“蕭教官,連一面旗幟都保不住,是不是太遜了點兒?”
“這不怪他。”
不待蕭初云說什么,郁一潼就幫蕭初云辯護道。
墨上筠笑著問:“那怪秦雪不該拿旗?”
蕭初云:“……”她這火氣到底哪兒來的?
郁一潼:“……”她到底是來找茬的還是來幫忙的?
“她撿漏的,”實在搞不懂墨上筠怒從何來的郁一潼,想了想,在一旁解釋道,“我拖住他的時候,被秦雪鉆了空子。”
“哦。”
墨上筠挑了挑眉,儼然對是何原因不太感興趣。
郁一潼冷聲問:“上不上?”
“上。”
墨上筠將旗幟往兜里一放,然后動了動手腕,一步一步地走向蕭初云。
蕭初云的神色一點一點地變冷。
很快,墨上筠來到蕭初云跟前,笑瞇瞇地看著蕭初云,問:“蕭教官,我們來過幾招?”
“不過。”
蕭初云非常冷漠地回答。
畢竟跟墨上筠當過幾個月的同事,身為格斗教官的墨上筠有何實力,他不可能不知道。
在沒有必要的情況下,他沒有在知道必輸前提下還去挑戰的興趣。——那是腦殘的行為。
“這,”墨上筠聳了聳肩,無奈一笑,“可由不得你了。”
話音落卻,她已經向蕭初云發動攻擊。
蕭初云在躲避的時候,視線落在后方的郁一潼身上,只見郁一潼朝這邊看了一眼,然后一個健步沖向了蕭初云守護的那些旗幟。
蕭初云想從墨上筠手里脫身去擋,但墨上筠卻輕而易舉地限制住他的動作,蕭初云不得不跟墨上筠過招,短暫地耽誤了時間。
就這么幾秒的空隙里,郁一潼手里已經拿到一根“橙色·旗幟”。
緊緊攥著橙旗,郁一潼朝墨上筠和蕭初云的方向道:“可以了。”
她說完,墨上筠卻沒有收住動作,手肘砸在蕭初云胸口,將蕭初云震退半步后,她才收回手,往后退了一步。

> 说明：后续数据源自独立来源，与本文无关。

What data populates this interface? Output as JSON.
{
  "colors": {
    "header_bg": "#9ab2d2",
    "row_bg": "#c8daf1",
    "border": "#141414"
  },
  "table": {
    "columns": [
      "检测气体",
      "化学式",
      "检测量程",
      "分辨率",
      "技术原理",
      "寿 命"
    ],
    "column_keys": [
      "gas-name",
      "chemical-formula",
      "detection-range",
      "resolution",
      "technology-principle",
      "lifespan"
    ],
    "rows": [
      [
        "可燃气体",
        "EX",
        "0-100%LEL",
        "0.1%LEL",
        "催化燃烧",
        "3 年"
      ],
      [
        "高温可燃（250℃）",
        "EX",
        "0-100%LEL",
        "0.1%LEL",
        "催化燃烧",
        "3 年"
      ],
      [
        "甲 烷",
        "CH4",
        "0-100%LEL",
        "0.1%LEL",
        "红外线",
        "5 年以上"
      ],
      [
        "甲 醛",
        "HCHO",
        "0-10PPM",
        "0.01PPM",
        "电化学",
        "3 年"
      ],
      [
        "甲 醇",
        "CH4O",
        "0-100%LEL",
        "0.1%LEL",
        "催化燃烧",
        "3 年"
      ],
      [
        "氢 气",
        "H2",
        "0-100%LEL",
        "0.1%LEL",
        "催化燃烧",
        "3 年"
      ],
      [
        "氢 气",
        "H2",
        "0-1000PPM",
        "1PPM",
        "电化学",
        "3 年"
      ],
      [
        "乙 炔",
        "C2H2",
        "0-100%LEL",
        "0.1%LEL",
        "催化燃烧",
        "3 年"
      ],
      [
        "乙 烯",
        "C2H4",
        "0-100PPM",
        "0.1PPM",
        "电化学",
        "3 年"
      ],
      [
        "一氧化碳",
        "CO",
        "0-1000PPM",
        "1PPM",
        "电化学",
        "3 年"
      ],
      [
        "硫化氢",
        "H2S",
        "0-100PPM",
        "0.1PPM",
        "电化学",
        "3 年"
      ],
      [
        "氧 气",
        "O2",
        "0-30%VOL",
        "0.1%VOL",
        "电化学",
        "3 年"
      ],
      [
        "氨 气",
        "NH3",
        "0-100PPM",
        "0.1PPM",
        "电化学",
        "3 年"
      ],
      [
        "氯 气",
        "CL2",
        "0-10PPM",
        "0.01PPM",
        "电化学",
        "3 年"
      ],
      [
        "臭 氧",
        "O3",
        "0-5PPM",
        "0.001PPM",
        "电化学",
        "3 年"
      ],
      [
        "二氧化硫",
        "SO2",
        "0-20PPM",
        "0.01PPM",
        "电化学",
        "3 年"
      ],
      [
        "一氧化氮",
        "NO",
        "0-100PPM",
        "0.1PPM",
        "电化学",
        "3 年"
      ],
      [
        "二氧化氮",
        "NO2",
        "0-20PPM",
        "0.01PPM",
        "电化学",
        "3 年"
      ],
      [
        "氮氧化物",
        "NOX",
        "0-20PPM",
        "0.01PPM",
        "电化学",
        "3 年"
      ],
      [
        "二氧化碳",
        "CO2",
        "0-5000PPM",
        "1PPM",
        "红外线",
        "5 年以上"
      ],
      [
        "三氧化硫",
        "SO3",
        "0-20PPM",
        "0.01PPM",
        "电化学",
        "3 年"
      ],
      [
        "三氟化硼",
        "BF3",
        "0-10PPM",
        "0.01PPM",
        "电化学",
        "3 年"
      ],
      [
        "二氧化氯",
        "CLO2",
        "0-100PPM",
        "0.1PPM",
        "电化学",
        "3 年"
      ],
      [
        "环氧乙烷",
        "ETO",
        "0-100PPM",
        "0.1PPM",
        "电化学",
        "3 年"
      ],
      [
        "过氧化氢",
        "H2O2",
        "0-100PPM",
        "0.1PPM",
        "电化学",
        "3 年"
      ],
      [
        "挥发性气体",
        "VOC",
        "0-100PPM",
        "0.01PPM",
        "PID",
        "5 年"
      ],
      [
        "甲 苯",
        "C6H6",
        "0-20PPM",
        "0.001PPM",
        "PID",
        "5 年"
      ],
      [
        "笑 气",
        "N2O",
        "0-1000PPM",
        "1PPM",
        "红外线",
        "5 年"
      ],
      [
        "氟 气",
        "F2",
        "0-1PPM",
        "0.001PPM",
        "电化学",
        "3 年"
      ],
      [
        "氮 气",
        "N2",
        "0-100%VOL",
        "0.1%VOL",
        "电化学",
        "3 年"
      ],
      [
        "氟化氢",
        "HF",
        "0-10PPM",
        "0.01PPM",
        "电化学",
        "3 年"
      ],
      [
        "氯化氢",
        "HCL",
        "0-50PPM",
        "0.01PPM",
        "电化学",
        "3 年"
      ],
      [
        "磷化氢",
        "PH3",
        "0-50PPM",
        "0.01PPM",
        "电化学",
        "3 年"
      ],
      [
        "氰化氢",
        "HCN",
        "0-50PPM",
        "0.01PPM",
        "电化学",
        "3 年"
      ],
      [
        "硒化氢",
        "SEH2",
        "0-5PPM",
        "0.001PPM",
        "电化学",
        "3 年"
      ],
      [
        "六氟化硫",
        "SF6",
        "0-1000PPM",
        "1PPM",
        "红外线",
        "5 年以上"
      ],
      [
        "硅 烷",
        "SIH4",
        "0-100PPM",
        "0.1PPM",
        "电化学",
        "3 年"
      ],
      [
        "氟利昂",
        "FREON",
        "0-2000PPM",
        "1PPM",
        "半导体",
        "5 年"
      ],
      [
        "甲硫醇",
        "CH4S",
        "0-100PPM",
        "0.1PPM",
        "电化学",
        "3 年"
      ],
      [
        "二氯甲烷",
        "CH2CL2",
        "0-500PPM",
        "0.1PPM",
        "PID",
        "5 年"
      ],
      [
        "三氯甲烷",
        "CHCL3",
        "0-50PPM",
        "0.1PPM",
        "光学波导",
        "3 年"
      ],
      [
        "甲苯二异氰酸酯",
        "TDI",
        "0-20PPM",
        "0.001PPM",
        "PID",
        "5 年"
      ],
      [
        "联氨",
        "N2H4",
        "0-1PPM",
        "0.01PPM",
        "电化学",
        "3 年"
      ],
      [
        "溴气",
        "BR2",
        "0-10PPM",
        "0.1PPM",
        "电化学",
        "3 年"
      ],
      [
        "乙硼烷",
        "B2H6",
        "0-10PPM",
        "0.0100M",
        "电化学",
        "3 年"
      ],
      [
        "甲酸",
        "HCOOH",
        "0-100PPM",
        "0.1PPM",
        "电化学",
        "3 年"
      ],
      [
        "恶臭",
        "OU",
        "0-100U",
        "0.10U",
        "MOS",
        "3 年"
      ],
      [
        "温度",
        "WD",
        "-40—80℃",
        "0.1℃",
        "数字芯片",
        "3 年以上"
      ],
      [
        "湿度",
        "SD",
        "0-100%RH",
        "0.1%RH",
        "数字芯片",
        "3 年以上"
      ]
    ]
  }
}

郁一潼眉頭輕皺,眼里帶風地看了墨上筠一眼,然后偏頭看向捂著胸口輕輕蹙眉的蕭初云。
但,她的兩腿就像是僵在原地,沒有再向蕭初云靠近。
“我走了。”
將自己的赤旗重新拿出來,墨上筠拎在手里晃了晃,算是跟蕭初云和郁一潼告了別。
她跟個導游似的,晃著赤旗,慢悠悠地離開。
身為學員,她這個德行,別提多欠抽了。
不過想必蕭初云和郁一潼都深知她的性情,所以就算見到她這副欠抽的德行,竟然也沒有覺得有什么異樣——比如想抽她的心情。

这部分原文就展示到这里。